New actors include Professor Arthur Duff, who is the head of furniture design at CEPT university, radio jockey and actor Devaki, folk singer Aditya Gadhvi and comedian Ojas Rawal.
“I have no idea what role I am playing. No one here knows which character they are playing. We will all get to know it soon. I got a call from Mallika and that was it. This will be my first performance and it is a new frontier for me and I will do it. I will find a balance between my work and rehearsals as this will demand a lot of time,” said Duff.
Commenting on the “exclusion” of women and adivasi characters in the history of the city, Devaki said, “There are many women who have contributed to the history of the city and not many people know about them. In Kadak, we will be bringing their stories along with stories of adivasis who have fought for the city.”
On the premises of Shreyas Foundation, the Shrimati Bharatidevi Sarabhai Shrirangam Amphitheatre, an open air space, can accommodate over 3,000 spectators. The 33-metre stage has a front adorned with fountains and a pool of water. The amphitheatre was established by Leena Sarabhai, sister of the late Vikram Sarabhai, father of India’s space programme.
Reflections from the stage on the water body ends up creating a mirror image and actors call it “a parallel illusionary world”. The highest step of the theatre, named Chitrakoot, provides a glimpse of the city lights during the night.
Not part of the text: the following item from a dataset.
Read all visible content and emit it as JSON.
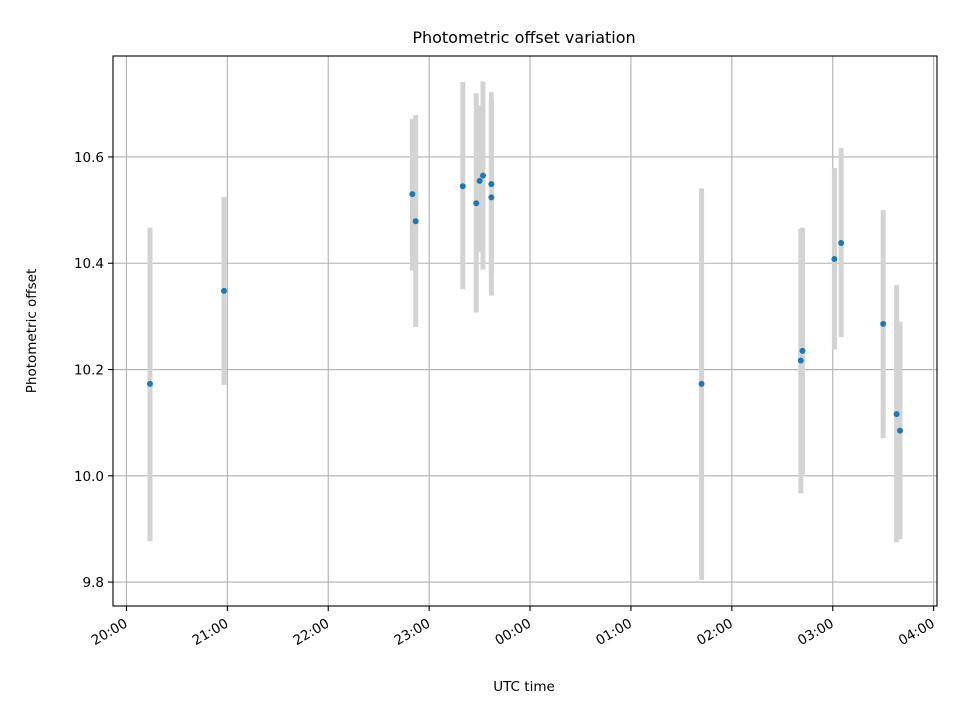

Talking about new elements in Kadak Badshahi 2.0, Chandran, said, “In the new version, we have a longer piece on the Navnirman Movement. In the previous versions, it was only for a few minutes, but this time it is about 10 minutes. We want people to remember that the students movement which found its roots in Ahmedabad ultimately lead to the Emergency.”
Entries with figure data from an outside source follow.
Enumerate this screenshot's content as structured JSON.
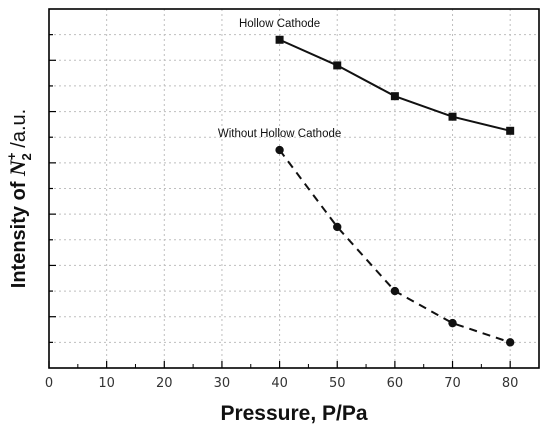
{
  "chart_data": {
    "type": "line",
    "x": [
      40,
      50,
      60,
      70,
      80
    ],
    "xlim": [
      0,
      85
    ],
    "xticks": [
      "0",
      "10",
      "20",
      "30",
      "40",
      "50",
      "60",
      "70",
      "80"
    ],
    "xlabel": "Pressure, P/Pa",
    "ylabel": {
      "prefix": "Intensity of ",
      "species": "N",
      "superscript": "+",
      "subscript": "2",
      "suffix": " /a.u."
    },
    "y_units": "relative",
    "ylim": [
      0,
      14
    ],
    "yticks_labeled": false,
    "grid": true,
    "series": [
      {
        "name": "Hollow Cathode",
        "values": [
          12.8,
          11.8,
          10.6,
          9.8,
          9.25
        ],
        "line_style": "solid",
        "marker": "square",
        "color": "#111111"
      },
      {
        "name": "Without Hollow Cathode",
        "values": [
          8.5,
          5.5,
          3.0,
          1.75,
          1.0
        ],
        "line_style": "dashed",
        "marker": "circle",
        "color": "#111111"
      }
    ]
  }
}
Manishi Jani, one of the leaders in the Navnirman Movement who has been playing himself in the previous versions of the play, said, “This time we might be possibly bringing in other movements which have happened in Ahmedababd in the past. I will get to know that as soon as we start rehearsals.”
Padma Shri award winning architect B V Doshi, who had been a narrator in the previous version, said, “I will be doing a similar role and talking about the heritage of the city. The performance will also look into pols and stories around them. The pols should not only be remembered, but also replicated and through this play we will be able to tell people about the rich legacy around the pols.”
The money that will be raised in the shows will be used for the rebuilding of Natarani — a venue in Darpana Academy which is hub of national and international arts.
The uniqueness of Kadak Badshahi is that it brings together the Who’s Who of the city’s arts and culture – many who have never before performed together.
Kadak Badshahi, which takes its name from a brewed tea favoured by the founder of the city Ahmed Shah Badshah, has roots in Darpana’s celebration of Ahmedabad’s 600th year by members of Darpana Academy of Performing Arts in 2011 — called ‘600 Not Out’.
In one of the events, actors would read poems on Ahmedabad while painters would paint as the poems were read. Kadak Badshahi was a part of this larger event. It included photo and short film competitions in the city of Ahmedabad. The entire event lasted for three days and Kadak was performed in Natarani.
In the 2015 version, the directors Yadavan Chandran, Mallika Sarabhai and Nisarg Trivedi reconstructed the play which ran for three seasons and 33 continuous full-house nights. Over 100 actors from Ahmedabad came together for Kadak Badshahi.
“Ahmedabad is famous for its chai. And when there were mills in the city, chai became popular with people and tea vendors gave various names to their chai. One of it was Kadak Badshahi chai and we used it as a metaphor for the people of Ahmedabad. The idea of the performance is to celebrate the lesser known people who have shaped the city of Ahmedabad. Everyone speaks about Ahmed Shah or Manek Baba but not many know about the mill workers and Majoor Mahajan who got reforms or students who brought a revolution,” said Nisarg Trivedi.